Große Bagger wühlen bald im Naturschutzgebiet „Im Siesack“

Naherholung in Mengede

Wenn Ende Juli Bagger und Lkw in das Naturschutzgebiet „Im Siesack“ einfallen, dann hat das alles seine Richtigkeit. Es stehen große Bauarbeiten an. Experten müssen diese genau beobachten.

Mengede

, 15.07.2019 / Lesedauer: 2 min
Große Bagger wühlen bald im Naturschutzgebiet „Im Siesack“

In diesem idyllischen Naturschutzgebiet „Im Siesack“ in Mengede rollen demnächst die Bagger an. © (A) Stephan Schuetze

Gleich mehrere Behörden sind beteiligt, wenn im Mengeder Naturschutzgebiet „Im Siesack“ gebuddelt wird. In Abstimmung mit der Bezirksregierung

Arnsberg, der Unteren Naturschutzbehörde, der Unteren Bodenschutzbehörde, der Unteren Wasserbehörde und dem Liegenschaftsamt sowie dem Beirat zur Unteren Naturschutzbehörde der Stadt Dortmund legt die Kokereigasnetz Ruhr GmbH (KGNR) ab Ende Juli einen ca. 1,7 km langen Leitungsabschnitt still. So teilt es das Unternehmen jetzt selbst mit.

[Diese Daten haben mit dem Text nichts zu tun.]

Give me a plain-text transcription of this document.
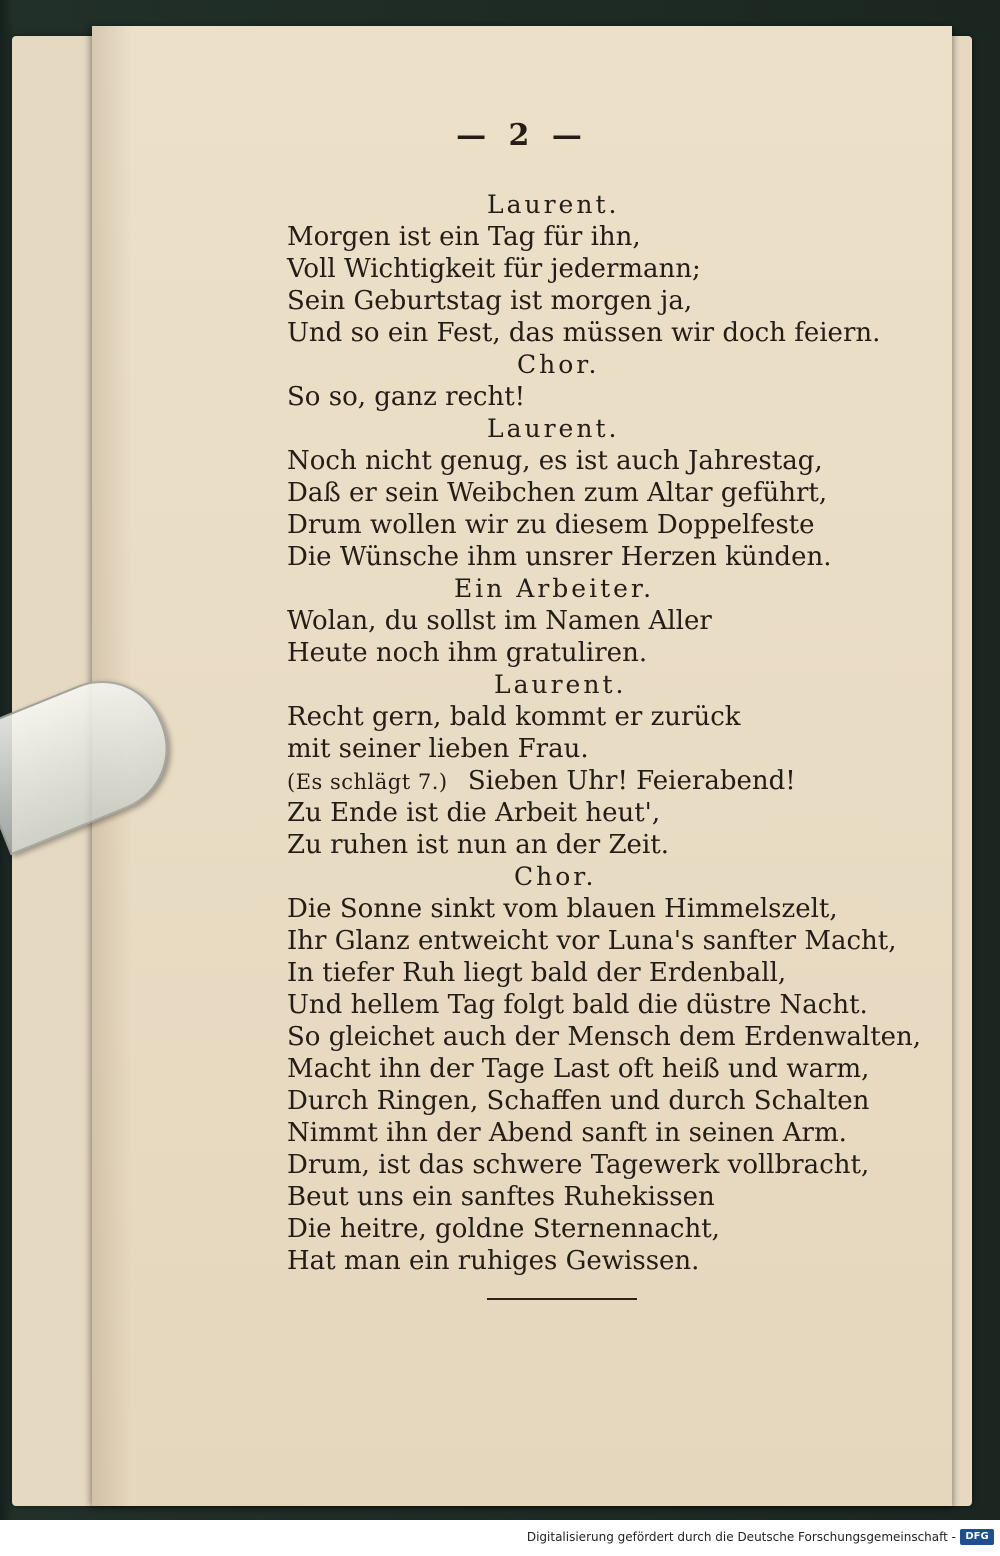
— 2 —
Laurent.
Morgen ist ein Tag für ihn,
Voll Wichtigkeit für jedermann;
Sein Geburtstag ist morgen ja,
Und so ein Fest, das müssen wir doch feiern.
Chor.
So so, ganz recht!
Laurent.
Noch nicht genug, es ist auch Jahrestag,
Daß er sein Weibchen zum Altar geführt,
Drum wollen wir zu diesem Doppelfeste
Die Wünsche ihm unsrer Herzen künden.
Ein Arbeiter.
Wolan, du sollst im Namen Aller
Heute noch ihm gratuliren.
Laurent.
Recht gern, bald kommt er zurück
mit seiner lieben Frau.
(Es schlägt 7.) Sieben Uhr! Feierabend!
Zu Ende ist die Arbeit heut',
Zu ruhen ist nun an der Zeit.
Chor.
Die Sonne sinkt vom blauen Himmelszelt,
Ihr Glanz entweicht vor Luna's sanfter Macht,
In tiefer Ruh liegt bald der Erdenball,
Und hellem Tag folgt bald die düstre Nacht.
So gleichet auch der Mensch dem Erdenwalten,
Macht ihn der Tage Last oft heiß und warm,
Durch Ringen, Schaffen und durch Schalten
Nimmt ihn der Abend sanft in seinen Arm.
Drum, ist das schwere Tagewerk vollbracht,
Beut uns ein sanftes Ruhekissen
Die heitre, goldne Sternennacht,
Hat man ein ruhiges Gewissen.
Digitalisierung gefördert durch die Deutsche Forschungsgemeinschaft - DFG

Dieser Leitungsabschnitt gehört zu einem Teil der Kokereigasnetz Ruhr GmbH, welcher bereits seit Anfang 2018 Zug um Zug stillgelegt wird. Offensichtlich sind die Rohre, die stillgelegt und aus dem Boden geholt werden stark verunreinigt und belastet. „Im Rahmen der von der Unteren Naturschutzbehörde der Stadt Dortmund genehmigten Stilllegungsarbeiten wird die Leitung gereinigt und auf Wunsch der Stadt Dortmund wegen der besonderen Schutzwürdigkeit des Naturschutzgebietes anschließend sukzessive ausgebaut, um eine Wiederherstellung der ursprünglichen Boden- und Gewässereigenschaften zu erreichen“, erklärt Dr. Christian Janzen, Geschäftsführer der Kokereigasnetz Ruhr GmbH. Ab Ende Juli 2019 sei durch die notwendigen Bauaktivitäten mit Baggerarbeiten und Lkw-Verkehr zu rechnen.

Enge Abstimmung mit den Betroffenen im Naturschutzgebiet

Während der Bauarbeiten werden laut Dr. Janzen bodenkundliche sowie ökologische Experten von einschlägigen Fachbüros einbezogen, um den Eingriff in das Naturschutzgebiet zum Schutz der vorhandenen Fauna und Flora sowie des Bodens möglichst schonend vorzunehmen. „Die besondere Schutzwürdigkeit des Heckrindergeheges im Siesack wird zudem durch eine enge

Abstimmung mit dem zuständigen Hegepersonal berücksichtigt“, sagt der Geschäftsführer. Zeitweise könne es während der Stilllegungsarbeiten zu Sperrungen von Wegabschnitten kommen. Die Arbeiten

sollen abhängig von der Witterung bis Ende des Jahres 2019 abgeschlossen sein.